Nikki Turner Immunisation Advisory Centre bestätigt, dass es zuletzt womöglich gar keinen Influenza-Toten gegeben habe. Es habe zwar «rund ein Dutzend» Influenza-Fälle gegeben und auch einige Tote nach Atemwegserkrankungen. «Aber wir sind nicht sicher, dass es sich um Grippe handelte.»
Der Rückgang hänge mit dem Lockdown im April zusammen, wenn auch die Grippesaison losgeht. Abstands- und Hygieneregeln hätten im Weiteren dazu beigetragen, die Infektionen derart niedrig zu halten.
Zeugnis: Internationale Noten
Das Barcelona Institute for Global Health hat eine Umfrage in 19 Ländern gemacht, die von der Pandemie mehr oder weniger stark betroffen sind.

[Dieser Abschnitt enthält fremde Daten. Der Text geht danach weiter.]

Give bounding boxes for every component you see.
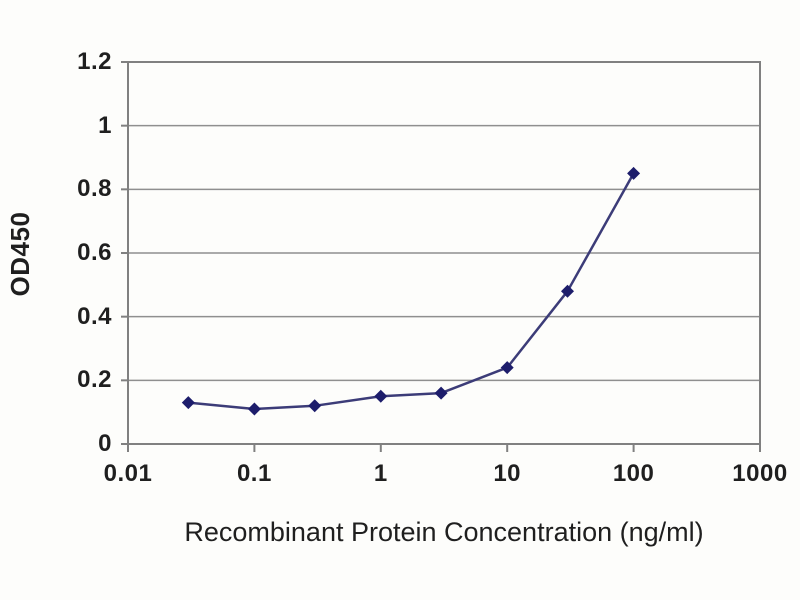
data-line	[188, 172, 635, 411]
y-tick-label: 1	[98, 111, 112, 139]
x-tick-label: 0.01	[103, 460, 153, 487]
y-tick-label: 1.2	[77, 48, 112, 75]
y-tick-label: 0	[98, 430, 112, 457]
y-tick-label: 0.2	[77, 366, 112, 394]
data-point	[627, 166, 641, 180]
data-point	[500, 361, 514, 375]
data-point	[374, 389, 388, 403]
x-tick-label: 0.1	[236, 460, 272, 487]
x-tick-label: 10	[493, 460, 522, 487]
data-point	[181, 396, 195, 410]
data-point	[308, 399, 322, 413]
plot-frame	[127, 61, 761, 445]
data-point	[247, 402, 261, 416]
data-point	[561, 284, 575, 298]
x-axis-title: Recombinant Protein Concentration (ng/ml…	[184, 517, 704, 547]
x-tick-label: 1000	[732, 460, 788, 487]
y-tick-label: 0.6	[77, 239, 112, 266]
y-tick-label: 0.8	[77, 175, 112, 203]
data-point	[434, 386, 448, 400]
x-tick-label: 100	[612, 460, 655, 487]
x-tick-label: 1	[373, 460, 388, 487]
y-tick-label: 0.4	[77, 302, 112, 330]
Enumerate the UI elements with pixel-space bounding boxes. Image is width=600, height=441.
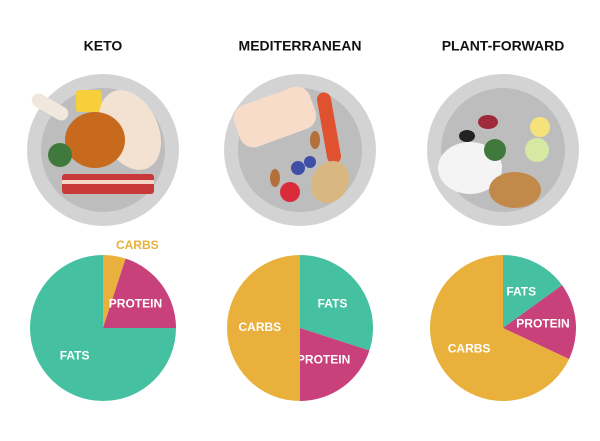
pie-slice	[503, 285, 576, 360]
plate-keto	[27, 74, 179, 226]
chart-title: MEDITERRANEAN	[239, 38, 362, 54]
pie-slice	[503, 255, 563, 328]
pie-slice	[429, 255, 570, 402]
slice-label: PROTEIN	[516, 316, 569, 330]
pie-slice	[227, 255, 300, 401]
pie-slice	[30, 255, 176, 401]
slice-label: PROTEIN	[297, 353, 350, 367]
slice-label: PROTEIN	[109, 297, 162, 311]
plate-mediterranean	[224, 74, 376, 226]
slice-label: CARBS	[116, 238, 159, 252]
pie-slice	[103, 255, 126, 328]
slice-label: FATS	[60, 349, 90, 363]
chart-title: PLANT-FORWARD	[442, 38, 565, 54]
pie-slice	[103, 258, 176, 328]
slice-label: FATS	[506, 284, 536, 298]
slice-label: CARBS	[239, 320, 282, 334]
pie-slice	[300, 328, 370, 401]
slice-label: FATS	[318, 297, 348, 311]
plate-plant-forward	[427, 74, 579, 226]
pie-slice	[300, 255, 374, 351]
chart-title: KETO	[84, 38, 123, 54]
slice-label: CARBS	[448, 342, 491, 356]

Die Teilnehmenden sollten im Juni 2020 auf einer Skala von Null bis Hundert einordnen, wie gut sich ihr Staat während der Pandemie geschlagen hat.
China 80.48 Südkorea 74.54 Südafrika 64.62 Indien 63.88 Deutschland 61.32 Kanada 61.00 Singapur 57.55 Italien 51.71 USA 50.57 Frankreich 49.20 Russland 48.85 Grossbritannien 48.66 Mexiko 46.48 Nigeria 46.32 Spanien 44.68 Schweden 42.07 Polen 41.28 Brasilien 36.35 Ecuador 35.76
Erstes Aha-Erlebnis: Die Schweiz fehlt auf der Liste. Die zweitwichtigste Erkenntnis: In China herrscht massenweise Zufriedenheit. Drittens: Die Brasilianer geben sich selbst im Durchschnitt die zweitwenigsten Punkte, aber lieben Jair Bolsonaro mehr denn je – siehe oben.